Dá-se parcial provimento ao agravo de instrumento(TRF 1ªRegião, 6ªT, Maria Isabel Galloti, jul 31/07/2006) Registre-se, por oportuno, que qualquer cláusula que impeça a realização de determinado procedimento médico essencial para restabelecer a saúde do consumidor deve ser considerada nula, pois, estabelecida unilateralmente em sede de contrato de adesão, colocando o consumidor em situação de desvantagem excessiva, incompatível com os princípios da boa fé objetiva e equidade contratuais.
Art. 51.
São nulas de pleno direito, entre outras, as cláusulas contratuais relativas ao fornecimento de produtos e serviços que: (...) IV - estabeleçam obrigações consideradas iníquas, abusivas, que coloquem o consumidor em desvantagem exagerada, ou sejam incompatíveis com a boa-fé ou a eqüidade; (...) § 1º Presume-se exagerada, entre outros casos, a vontade que: I - ofende os princípios fundamentais do sistema jurídico a que pertence; II - restringe direitos ou obrigações fundamentais inerentes à natureza do contrato, de tal modo a ameaçar seu objeto ou equilíbrio contratual; III - se mostra excessivamente onerosa para o consumidor, considerando-se a natureza e conteúdo do contrato, o interesse das partes e outras circunstâncias peculiares ao caso.
A propósito, estabelece o art. 4º, inciso III, do CDC: Art. 4º A Política Nacional das Relações de Consumo tem por objetivo o atendimento das necessidades dos consumidores, o respeito à sua dignidade, saúde e segurança, a proteção de seus interesses econômicos, a melhoria da sua qualidade de vida, bem como a transparência e harmonia das relações de consumo, atendidos os seguintes princípios: (Redação dada pela Lei n° 9.008, de 21.03.1995).

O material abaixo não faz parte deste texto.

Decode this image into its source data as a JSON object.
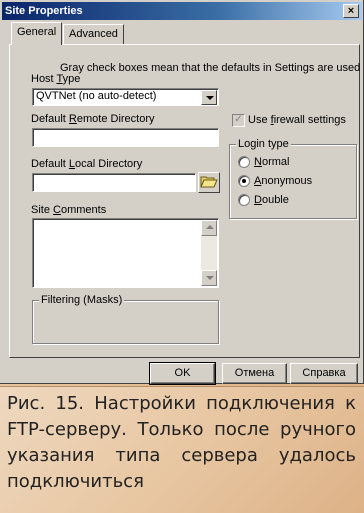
{
  "window": {
    "title": "Site Properties",
    "close_label": "×"
  },
  "tabs": [
    {
      "label": "General",
      "active": true
    },
    {
      "label": "Advanced",
      "active": false
    }
  ],
  "general": {
    "hint": "Gray check boxes mean that the defaults in Settings are used",
    "host_type": {
      "label_pre": "Host ",
      "label_u": "T",
      "label_post": "ype",
      "value": "QVTNet (no auto-detect)"
    },
    "remote_dir": {
      "label_pre": "Default ",
      "label_u": "R",
      "label_post": "emote Directory",
      "value": ""
    },
    "local_dir": {
      "label_pre": "Default ",
      "label_u": "L",
      "label_post": "ocal Directory",
      "value": ""
    },
    "site_comments": {
      "label_pre": "Site ",
      "label_u": "C",
      "label_post": "omments",
      "value": ""
    },
    "filtering": {
      "label": "Filtering (Masks)"
    },
    "firewall": {
      "label_pre": "Use ",
      "label_u": "f",
      "label_post": "irewall settings",
      "checked": true,
      "grayed": true
    },
    "login_type": {
      "label": "Login type",
      "options": [
        {
          "u": "N",
          "rest": "ormal",
          "selected": false
        },
        {
          "u": "A",
          "rest": "nonymous",
          "selected": true
        },
        {
          "u": "D",
          "rest": "ouble",
          "selected": false
        }
      ]
    }
  },
  "buttons": {
    "ok": "OK",
    "cancel": "Отмена",
    "help": "Справка"
  },
  "caption": "Рис. 15. Настройки подключения к FTP-серверу. Только после руч­ного указания типа сервера уда­лось подключиться",
  "colors": {
    "titlebar": "#0a246a",
    "dialog_bg": "#d4d0c8",
    "page_bg": "#e7c49d"
  },
  "icons": {
    "folder": "open-folder-icon",
    "dropdown": "chevron-down-icon",
    "checkmark": "check-icon"
  }
}
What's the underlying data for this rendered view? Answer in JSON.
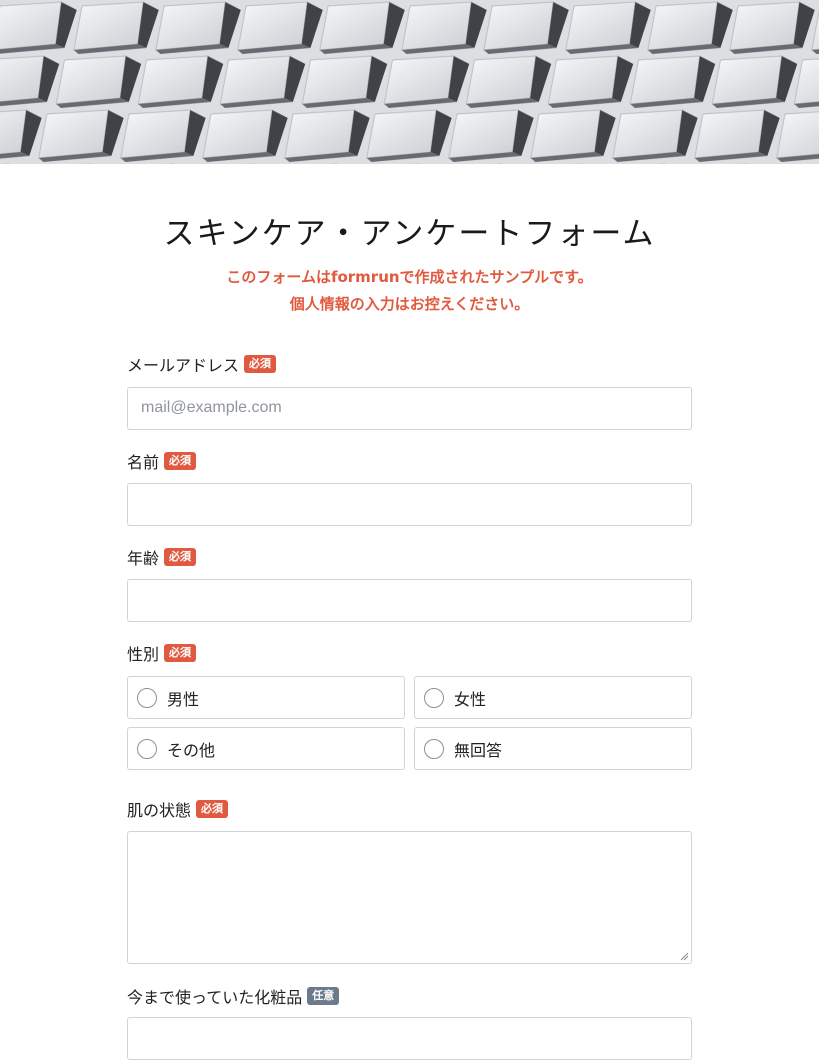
{
  "form": {
    "title": "スキンケア・アンケートフォーム",
    "notice_line1": "このフォームはformrunで作成されたサンプルです。",
    "notice_line2": "個人情報の入力はお控えください。",
    "required_badge": "必須",
    "optional_badge": "任意",
    "email_label": "メールアドレス",
    "email_placeholder": "mail@example.com",
    "name_label": "名前",
    "age_label": "年齢",
    "gender_label": "性別",
    "gender_options": [
      "男性",
      "女性",
      "その他",
      "無回答"
    ],
    "skin_label": "肌の状態",
    "cosmetics_label": "今まで使っていた化粧品"
  }
}
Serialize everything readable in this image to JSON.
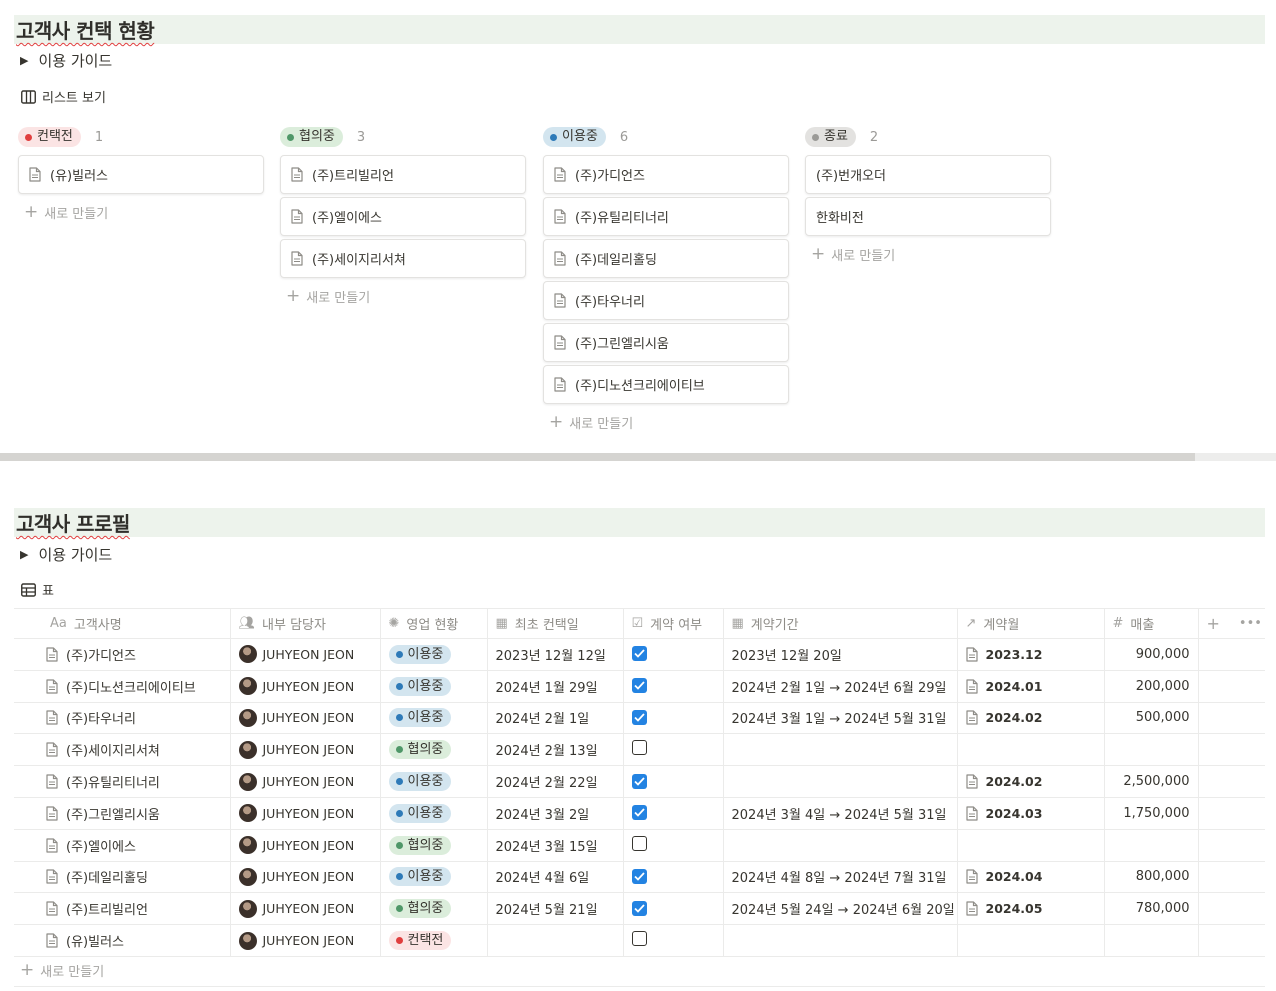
{
  "section1": {
    "title": "고객사 컨택 현황",
    "guide": "이용 가이드",
    "view": "리스트 보기",
    "new_label": "새로 만들기",
    "columns": [
      {
        "status": "컨택전",
        "count": "1",
        "bg": "#fbe4e4",
        "dot": "#e03e3e",
        "cards": [
          "(유)빌러스"
        ]
      },
      {
        "status": "협의중",
        "count": "3",
        "bg": "#dbeddb",
        "dot": "#4f9768",
        "cards": [
          "(주)트리빌리언",
          "(주)엘이에스",
          "(주)세이지리서쳐"
        ]
      },
      {
        "status": "이용중",
        "count": "6",
        "bg": "#d3e5ef",
        "dot": "#2e7ab8",
        "cards": [
          "(주)가디언즈",
          "(주)유틸리티너리",
          "(주)데일리홀딩",
          "(주)타우너리",
          "(주)그린엘리시움",
          "(주)디노션크리에이티브"
        ]
      },
      {
        "status": "종료",
        "count": "2",
        "bg": "#e3e2e0",
        "dot": "#9b9a97",
        "cards": [
          "(주)번개오더",
          "한화비전"
        ]
      }
    ]
  },
  "section2": {
    "title": "고객사 프로필",
    "guide": "이용 가이드",
    "view": "표",
    "new_label": "새로 만들기",
    "headers": [
      "고객사명",
      "내부 담당자",
      "영업 현황",
      "최초 컨택일",
      "계약 여부",
      "계약기간",
      "계약월",
      "매출"
    ],
    "header_icons": [
      "Aa",
      "people-icon",
      "status-icon",
      "calendar-icon",
      "checkbox-icon",
      "calendar-icon",
      "relation-arrow-icon",
      "#"
    ],
    "rows": [
      {
        "name": "(주)가디언즈",
        "owner": "JUHYEON JEON",
        "status": "이용중",
        "first": "2023년 12월 12일",
        "contract": true,
        "period": "2023년 12월 20일",
        "month": "2023.12",
        "revenue": "900,000"
      },
      {
        "name": "(주)디노션크리에이티브",
        "owner": "JUHYEON JEON",
        "status": "이용중",
        "first": "2024년 1월 29일",
        "contract": true,
        "period": "2024년 2월 1일 → 2024년 6월 29일",
        "month": "2024.01",
        "revenue": "200,000"
      },
      {
        "name": "(주)타우너리",
        "owner": "JUHYEON JEON",
        "status": "이용중",
        "first": "2024년 2월 1일",
        "contract": true,
        "period": "2024년 3월 1일 → 2024년 5월 31일",
        "month": "2024.02",
        "revenue": "500,000"
      },
      {
        "name": "(주)세이지리서쳐",
        "owner": "JUHYEON JEON",
        "status": "협의중",
        "first": "2024년 2월 13일",
        "contract": false,
        "period": "",
        "month": "",
        "revenue": ""
      },
      {
        "name": "(주)유틸리티너리",
        "owner": "JUHYEON JEON",
        "status": "이용중",
        "first": "2024년 2월 22일",
        "contract": true,
        "period": "",
        "month": "2024.02",
        "revenue": "2,500,000"
      },
      {
        "name": "(주)그린엘리시움",
        "owner": "JUHYEON JEON",
        "status": "이용중",
        "first": "2024년 3월 2일",
        "contract": true,
        "period": "2024년 3월 4일 → 2024년 5월 31일",
        "month": "2024.03",
        "revenue": "1,750,000"
      },
      {
        "name": "(주)엘이에스",
        "owner": "JUHYEON JEON",
        "status": "협의중",
        "first": "2024년 3월 15일",
        "contract": false,
        "period": "",
        "month": "",
        "revenue": ""
      },
      {
        "name": "(주)데일리홀딩",
        "owner": "JUHYEON JEON",
        "status": "이용중",
        "first": "2024년 4월 6일",
        "contract": true,
        "period": "2024년 4월 8일 → 2024년 7월 31일",
        "month": "2024.04",
        "revenue": "800,000"
      },
      {
        "name": "(주)트리빌리언",
        "owner": "JUHYEON JEON",
        "status": "협의중",
        "first": "2024년 5월 21일",
        "contract": true,
        "period": "2024년 5월 24일 → 2024년 6월 20일",
        "month": "2024.05",
        "revenue": "780,000"
      },
      {
        "name": "(유)빌러스",
        "owner": "JUHYEON JEON",
        "status": "컨택전",
        "first": "",
        "contract": false,
        "period": "",
        "month": "",
        "revenue": ""
      }
    ],
    "status_colors": {
      "이용중": {
        "bg": "#d3e5ef",
        "dot": "#2e7ab8"
      },
      "협의중": {
        "bg": "#dbeddb",
        "dot": "#4f9768"
      },
      "컨택전": {
        "bg": "#fbe4e4",
        "dot": "#e03e3e"
      }
    }
  }
}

III - harmonização dos interesses dos participantes das relações de consumo e compatibilização da proteção do consumidor com a necessidade de desenvolvimento econômico e tecnológico, de modo a viabilizar os princípios nos quais se funda a ordem econômica (art. 170, da Constituição Federal), sempre com base na boa-fé e equilíbrio nas relações entre consumidores e fornecedores.
Acrescente-se, ainda, que o médico especialista detém competência para aferir o estado de saúde do paciente e determinar o tratamento adequado, não cabendo ao plano de saúde escolher o procedimento a ser ministrado ao segurado, sob pena de colocar em risco a saúde do segurado, objeto intrínseco do contrato.
Quem contrata plano de saúde pretende e espera cobertura total.
Ninguém paga plano de saúde para, na hora de adoecer, não poder ser atendido.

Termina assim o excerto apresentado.